Almost 10% of cancers in Europe are related to pollution in its various forms, warns the European Environment Agency (EEA), which highlights that most cases are preventable. “Exposure to air pollution, passive smoking, ultraviolet rays, asbestos, certain chemicals and other pollutants are responsible for more than 10% of cancer cases in Europe,” the European agency said in a statement. press.
However, this figure could drop dramatically if existing policies are rigorously implemented, according to the organization. “All environmental and occupational carcinogenic risks can be reduced,” said Gerardo Sánchez, an EEA expert, ahead of the publication of the report, the agency’s first on the link between cancer and the environment. “Cancers determined by the environment and due to radiation or chemical carcinogens can be reduced to an almost negligible level,” he assured during a press conference.
According to data from the agency, air pollution is responsible for 1% of cases and about 2% of deaths, a proportion that rises to 9% in the case of lung cancer. Recent studies have also detected “a correlation between long-term exposure to particulate matter, a major air pollutant, and leukemia in adults and children,” stresses the European organization. Radon, a naturally occurring radioactive gas that can be inhaled especially in poorly ventilated homes, is thought to be responsible for 2% of cancer cases on the continent.
According to the European agency, ultraviolet rays -mainly of solar origin but also artificial- are responsible for almost 4% of all cancer cases, in particular melanoma, a serious form of skin cancer that has increased considerably in Europe in The last decades.
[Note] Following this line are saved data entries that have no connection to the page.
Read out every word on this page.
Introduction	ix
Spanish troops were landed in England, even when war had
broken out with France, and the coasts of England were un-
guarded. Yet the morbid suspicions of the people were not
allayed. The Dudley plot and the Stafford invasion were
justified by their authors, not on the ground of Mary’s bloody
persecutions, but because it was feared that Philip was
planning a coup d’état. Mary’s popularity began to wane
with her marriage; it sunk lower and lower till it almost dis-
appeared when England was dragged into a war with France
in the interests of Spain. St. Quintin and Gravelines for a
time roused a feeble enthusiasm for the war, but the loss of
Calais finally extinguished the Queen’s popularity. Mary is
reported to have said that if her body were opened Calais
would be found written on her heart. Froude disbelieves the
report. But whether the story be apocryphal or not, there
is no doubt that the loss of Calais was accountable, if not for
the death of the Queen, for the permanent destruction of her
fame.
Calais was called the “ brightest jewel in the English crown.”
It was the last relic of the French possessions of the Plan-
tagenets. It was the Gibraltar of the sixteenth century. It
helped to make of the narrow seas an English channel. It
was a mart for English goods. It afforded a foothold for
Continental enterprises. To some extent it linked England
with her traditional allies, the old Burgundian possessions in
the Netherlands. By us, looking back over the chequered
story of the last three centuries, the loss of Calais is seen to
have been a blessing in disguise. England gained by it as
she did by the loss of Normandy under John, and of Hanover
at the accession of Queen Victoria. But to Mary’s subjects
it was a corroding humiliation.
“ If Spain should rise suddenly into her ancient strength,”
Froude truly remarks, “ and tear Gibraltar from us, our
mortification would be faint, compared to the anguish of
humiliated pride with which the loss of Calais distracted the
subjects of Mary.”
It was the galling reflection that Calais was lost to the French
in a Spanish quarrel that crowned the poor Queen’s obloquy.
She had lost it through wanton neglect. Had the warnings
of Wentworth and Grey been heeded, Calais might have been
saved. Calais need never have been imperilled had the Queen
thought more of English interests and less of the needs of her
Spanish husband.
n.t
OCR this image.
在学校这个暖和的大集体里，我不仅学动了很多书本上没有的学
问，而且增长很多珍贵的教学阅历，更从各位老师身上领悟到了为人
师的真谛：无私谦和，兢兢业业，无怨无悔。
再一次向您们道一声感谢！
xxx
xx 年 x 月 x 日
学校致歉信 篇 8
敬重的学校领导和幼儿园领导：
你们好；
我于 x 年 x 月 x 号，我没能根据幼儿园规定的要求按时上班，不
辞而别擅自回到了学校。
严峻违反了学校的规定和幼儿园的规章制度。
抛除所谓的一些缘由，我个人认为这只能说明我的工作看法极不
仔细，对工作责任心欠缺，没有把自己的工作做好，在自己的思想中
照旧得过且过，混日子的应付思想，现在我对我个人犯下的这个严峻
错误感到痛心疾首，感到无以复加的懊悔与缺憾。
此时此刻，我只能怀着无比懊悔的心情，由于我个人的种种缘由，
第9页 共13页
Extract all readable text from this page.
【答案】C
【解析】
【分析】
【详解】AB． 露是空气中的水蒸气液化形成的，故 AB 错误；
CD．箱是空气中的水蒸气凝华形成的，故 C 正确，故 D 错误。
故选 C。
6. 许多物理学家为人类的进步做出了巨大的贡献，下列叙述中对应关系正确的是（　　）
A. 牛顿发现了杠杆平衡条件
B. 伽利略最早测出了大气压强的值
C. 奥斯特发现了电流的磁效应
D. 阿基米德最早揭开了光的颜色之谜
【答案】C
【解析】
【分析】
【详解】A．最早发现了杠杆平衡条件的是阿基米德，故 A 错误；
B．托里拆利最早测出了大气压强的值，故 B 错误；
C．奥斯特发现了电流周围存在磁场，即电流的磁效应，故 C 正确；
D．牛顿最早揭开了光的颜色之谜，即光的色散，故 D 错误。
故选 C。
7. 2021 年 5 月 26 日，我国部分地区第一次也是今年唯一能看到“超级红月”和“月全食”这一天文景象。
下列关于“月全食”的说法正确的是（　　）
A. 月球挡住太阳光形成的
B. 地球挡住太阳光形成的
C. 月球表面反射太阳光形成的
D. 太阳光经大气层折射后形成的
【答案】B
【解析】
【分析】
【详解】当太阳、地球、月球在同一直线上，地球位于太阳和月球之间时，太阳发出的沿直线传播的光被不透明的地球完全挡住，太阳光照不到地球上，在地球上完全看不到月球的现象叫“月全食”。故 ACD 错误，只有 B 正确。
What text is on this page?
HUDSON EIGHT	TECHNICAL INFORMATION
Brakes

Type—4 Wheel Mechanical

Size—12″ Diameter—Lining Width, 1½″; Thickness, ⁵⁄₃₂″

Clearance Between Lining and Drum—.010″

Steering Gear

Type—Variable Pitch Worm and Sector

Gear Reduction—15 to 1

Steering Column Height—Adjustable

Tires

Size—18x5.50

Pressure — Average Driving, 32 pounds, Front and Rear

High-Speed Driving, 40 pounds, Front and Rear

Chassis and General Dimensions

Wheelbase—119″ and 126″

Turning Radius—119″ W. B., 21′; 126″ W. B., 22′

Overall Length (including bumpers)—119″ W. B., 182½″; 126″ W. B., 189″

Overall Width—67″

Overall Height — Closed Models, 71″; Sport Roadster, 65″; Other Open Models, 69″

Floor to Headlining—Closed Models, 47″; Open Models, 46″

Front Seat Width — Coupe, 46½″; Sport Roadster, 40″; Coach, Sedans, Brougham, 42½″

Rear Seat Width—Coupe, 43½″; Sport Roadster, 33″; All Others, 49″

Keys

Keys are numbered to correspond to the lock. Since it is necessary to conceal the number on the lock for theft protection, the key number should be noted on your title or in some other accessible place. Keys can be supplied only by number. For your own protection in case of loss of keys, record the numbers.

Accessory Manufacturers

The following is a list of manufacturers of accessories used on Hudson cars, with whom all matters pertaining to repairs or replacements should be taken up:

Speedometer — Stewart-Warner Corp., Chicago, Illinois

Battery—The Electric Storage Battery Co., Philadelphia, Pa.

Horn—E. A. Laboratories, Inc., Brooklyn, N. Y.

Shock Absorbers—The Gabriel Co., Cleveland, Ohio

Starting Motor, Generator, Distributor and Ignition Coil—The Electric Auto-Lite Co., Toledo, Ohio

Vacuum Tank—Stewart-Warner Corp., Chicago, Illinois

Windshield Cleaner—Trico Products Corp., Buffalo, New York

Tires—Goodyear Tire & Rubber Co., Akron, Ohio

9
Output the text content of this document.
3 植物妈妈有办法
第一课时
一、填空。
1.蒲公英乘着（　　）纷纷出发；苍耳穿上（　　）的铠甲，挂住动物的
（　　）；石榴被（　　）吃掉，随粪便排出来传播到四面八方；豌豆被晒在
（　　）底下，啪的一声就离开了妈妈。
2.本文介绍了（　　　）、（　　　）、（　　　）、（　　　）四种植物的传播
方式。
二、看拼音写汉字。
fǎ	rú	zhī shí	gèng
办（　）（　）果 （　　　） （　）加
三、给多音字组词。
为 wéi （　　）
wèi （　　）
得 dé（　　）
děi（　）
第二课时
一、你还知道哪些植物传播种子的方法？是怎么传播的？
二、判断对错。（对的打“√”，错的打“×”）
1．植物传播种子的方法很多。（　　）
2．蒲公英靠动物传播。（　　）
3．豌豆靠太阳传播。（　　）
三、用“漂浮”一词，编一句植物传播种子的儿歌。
Some chemicals used in the workplace and released into the environment are also carcinogenic. Lead, arsenic, chromium, pesticides, bisphenol A and perfluorinated and polyfluorinated alkylated substances (PFAS) are among the most dangerous for the health of Europeans, along with asbestos, banned since 2005 in the EU but still present in some buildings.
In the EU, 2.7 million people are diagnosed with cancer every year and 1.3 million of them die from it. The continent, which represents just 10% of the world’s population, has 23% of new cases and 20% of deaths.